If you knew the standard deviation, you could ask yourself the question, how many standard deviations is 0.77 away from the mean? And what is the probability of getting a value this far away (or farther) from the mean? In other words, you could compute the p-value by directly integrating over the Gaussian (Normal) distribution:
\(\displaystyle \displaystyle p = \frac{1}{\sigma_f\sqrt{2\pi}}\int_{0.77}^\infty e^{-(f-F)^2/2\sigma_f^2}\,df\)
If you wanted to, you could instead compute a chi-squared statistic given by
\(\displaystyle \displaystyle \chi^2 = \frac{(f - F)^2}{\sigma_f^2}\)

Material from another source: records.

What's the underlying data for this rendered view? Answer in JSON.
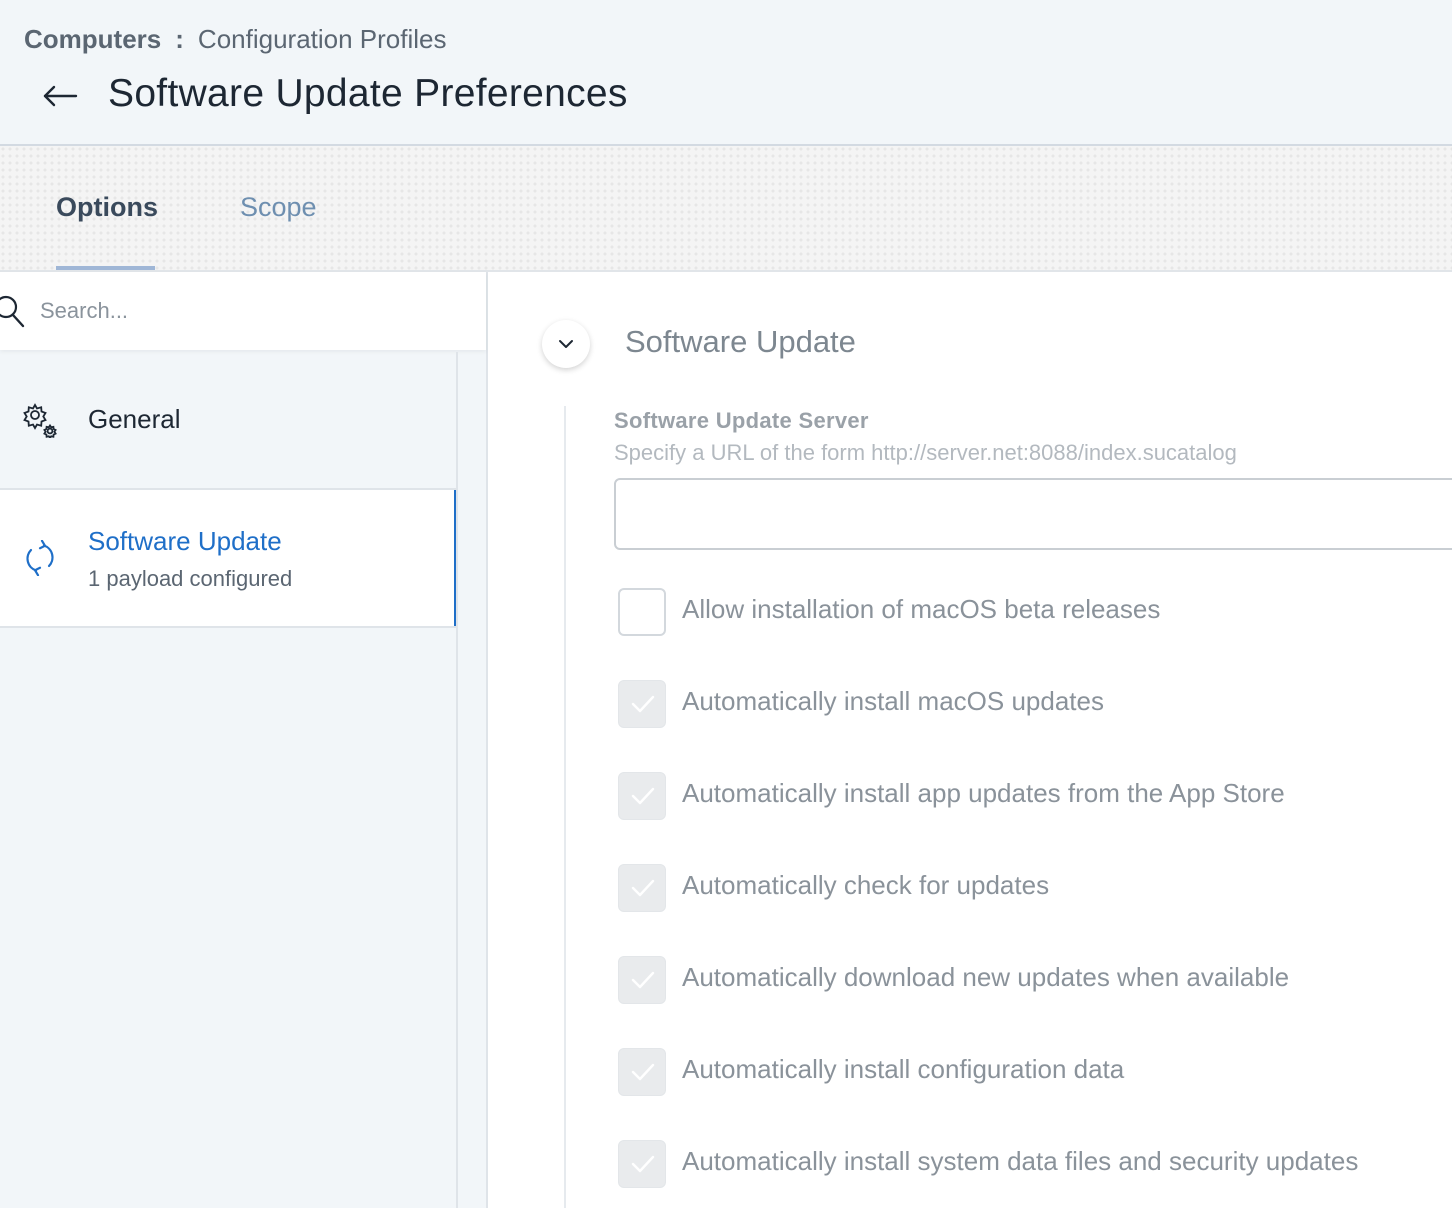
{
  "breadcrumb": {
    "root": "Computers",
    "separator": ":",
    "current": "Configuration Profiles"
  },
  "page": {
    "title": "Software Update Preferences"
  },
  "tabs": [
    {
      "label": "Options",
      "active": true
    },
    {
      "label": "Scope",
      "active": false
    }
  ],
  "sidebar": {
    "search_placeholder": "Search...",
    "items": [
      {
        "label": "General",
        "icon": "gears-icon"
      },
      {
        "label": "Software Update",
        "sub": "1 payload configured",
        "icon": "sync-icon",
        "active": true
      }
    ]
  },
  "section": {
    "title": "Software Update",
    "server_label": "Software Update Server",
    "server_help": "Specify a URL of the form http://server.net:8088/index.sucatalog",
    "server_value": "",
    "options": [
      {
        "label": "Allow installation of macOS beta releases",
        "checked": false
      },
      {
        "label": "Automatically install macOS updates",
        "checked": true
      },
      {
        "label": "Automatically install app updates from the App Store",
        "checked": true
      },
      {
        "label": "Automatically check for updates",
        "checked": true
      },
      {
        "label": "Automatically download new updates when available",
        "checked": true
      },
      {
        "label": "Automatically install configuration data",
        "checked": true
      },
      {
        "label": "Automatically install system data files and security updates",
        "checked": true
      }
    ]
  },
  "colors": {
    "accent": "#1f6fc8",
    "tab_underline": "#9fb6d6"
  }
}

and substitute in \(\displaystyle f = f_A = 0.77\). Since (under the null hypothesis) this is a sum of the squares of \(\displaystyle N\) standard Normal random variables (where \(\displaystyle N=1\) here), the distribution of this test statistic should be given by a chi-squared probability distribution with \(\displaystyle N=1\) degree of freedom. You would then compute your p-value by integrating over the chi-squared distribution from the value of your test statistic out to infinity. Hopefully you'd get the same answer, because a result of 77%-percent female should equally probable (or improbable) no matter how you choose to measure its probability. In this case, because there is only one Gaussian distribution involved (rather than the sum of many), constructing the chi-squared statistic and hence converting \(\displaystyle f\) from a Gaussian random variable into a chi-squared one, and then integrating over that, seems like pointless extra math.
Bottom line: you cannot solve this problem without knowing (or assuming) a \(\displaystyle \sigma_f\), therefore I do not understand how you got a chi-squared value and associated p-value.